CT Coronary Angiography (CTCA) uses new state of the art CT technology that is able to image a beating heart. This non-invasive examination makes visualisation of the coronary vessels possible and provides very useful diagnostic information for patients who are considered at high risk for coronary artery disease. Risk factors for coronary artery disease (CAD) include smoking, hypertension, diabetes mellitus and a family history of CAD.
CTCA examinations are available at our Subiaco, Mount Medical Centre, Midland Public Hospital, Murdoch and Shenton House, Joondalup locations.
Why has my doctor referred me for a CTCA?
CTCA is a low risk, low radiation dose, non-invasive examination of the coronary arteries. It can accurately detect and grade stenoses or narrowing within the coronary arteries, as well as being able to demonstrate developmental anomalies of the coronary vessels. It can also be used to check the patency of existing coronary artery grafts. Patients who might benefit from a CTCA examination include:
- Patients with suspected CAD
- Patients presenting with atypical chest pain
- Patients with coronary arteries anomalies
- Patients with asymptomatic coronary atherosclerosis with known CAD
- Post by-pass surgery patients
From midnight before your examination you will be asked to withhold caffeine (eg coffee, tea and cola beverages). 2 hours before the procedure you will be asked to fast. Once you arrive at the clinic, you will be given a questionnaire to complete, which asks you to provide information about any medications you may be taking, any known allergies and any medical conditions you have. Please inform us if you are taking any diabetic medication, have kidney disease or have had a previous reaction to x-ray contrast. Please bring a list of all your current medications to your appointment.

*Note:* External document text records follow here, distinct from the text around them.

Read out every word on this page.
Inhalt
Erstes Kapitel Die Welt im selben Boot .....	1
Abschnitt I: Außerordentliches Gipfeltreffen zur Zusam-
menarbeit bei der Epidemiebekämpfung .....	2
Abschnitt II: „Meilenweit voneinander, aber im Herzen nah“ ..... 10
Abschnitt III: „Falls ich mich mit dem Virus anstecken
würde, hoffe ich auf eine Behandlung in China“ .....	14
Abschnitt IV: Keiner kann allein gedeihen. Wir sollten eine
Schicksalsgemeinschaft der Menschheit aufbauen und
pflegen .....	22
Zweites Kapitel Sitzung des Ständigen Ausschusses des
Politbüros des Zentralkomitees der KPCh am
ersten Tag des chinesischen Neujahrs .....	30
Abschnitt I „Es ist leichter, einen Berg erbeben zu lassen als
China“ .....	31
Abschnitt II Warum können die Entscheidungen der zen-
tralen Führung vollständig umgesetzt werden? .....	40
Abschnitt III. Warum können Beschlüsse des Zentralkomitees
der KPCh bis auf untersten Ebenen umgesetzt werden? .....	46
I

After completing any paperwork, your blood pressure and heart rate will be recorded by a nurse. You may be given a tablet called a beta-blocker. This is to slow your heart rate down to a level which is optimal for the scan. It usually takes an hour to achieve the required degree of heart rate slowing. You will be monitored by our nursing staff during this period. When the ideal heart rate is reached you will be taken into the CT room. During the procedure you will be lying on your back on the CT table. You will be connected to an ECG monitor for the duration of the examination. A small cannula with be placed in the vein in your arm. This is so the contrast medium or dye can be administered to enhance the vessels of the heart.
Are there any side effects?
Side effects from having a CT scan are very rare. During your procedure you will be exposed to a small amount of radiation. The benefits of detecting disease are believed to outweigh any potential risks from receiving such a small dose. At Perth Radiological Clinic, we have special protocols to ensure that radiation during the scan is kept to the minimum required to produce diagnostic quality images.

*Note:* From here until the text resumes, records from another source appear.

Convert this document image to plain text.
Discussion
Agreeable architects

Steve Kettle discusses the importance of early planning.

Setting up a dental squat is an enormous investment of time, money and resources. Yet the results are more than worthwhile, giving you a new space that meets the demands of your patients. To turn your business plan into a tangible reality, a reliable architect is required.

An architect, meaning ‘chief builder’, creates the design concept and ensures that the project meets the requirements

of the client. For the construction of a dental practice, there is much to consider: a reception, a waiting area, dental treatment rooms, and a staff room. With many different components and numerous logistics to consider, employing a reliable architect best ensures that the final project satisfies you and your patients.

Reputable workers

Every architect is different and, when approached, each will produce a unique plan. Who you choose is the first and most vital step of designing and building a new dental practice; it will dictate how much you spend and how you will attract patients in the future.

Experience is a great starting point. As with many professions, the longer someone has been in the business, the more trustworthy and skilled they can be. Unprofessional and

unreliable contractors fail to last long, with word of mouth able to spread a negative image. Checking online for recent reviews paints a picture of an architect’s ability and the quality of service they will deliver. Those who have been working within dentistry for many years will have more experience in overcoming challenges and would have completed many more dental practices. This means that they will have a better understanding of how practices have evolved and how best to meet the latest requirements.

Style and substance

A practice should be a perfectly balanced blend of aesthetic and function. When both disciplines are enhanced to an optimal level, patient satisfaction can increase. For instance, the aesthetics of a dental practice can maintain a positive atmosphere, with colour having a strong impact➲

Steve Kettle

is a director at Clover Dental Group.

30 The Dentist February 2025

If you need to have an injection of contrast dye it is quite common to experience a warm flush and/or a metallic taste in your mouth. Occasionally some patients may experience transient nausea or an itchy rash. These side effects, if they occur, do not last very long. Other more severe allergic reactions are extremely rare.
How long will the procedure take?
The scan itself takes approximately 15 minutes. Most people can complete the test with 2-3 hours. Some however take 4. As we are not able to predict which patients will require the longer time we ask all patients to be prepared for this.
Your CT scan will be analysed and reported by a fully qualified and accredited specialist radiologist (a medical doctor with specialist training in diagnostic medical imaging and additional specialist training in cardiac imaging). The CT scanner generates a large number of images which need to be carefully analysed by the radiologist. The processing, reviewing and reporting of your CT images may take several hours. Additional time is required for typing the report, printing films and creating a CD of your images. Usually, the report is available to your referring doctor the next working day. Please notify the reception staff if you are going to wait for your films.
Please remember to bring all previous x-rays and imaging investigations with you to your appointment.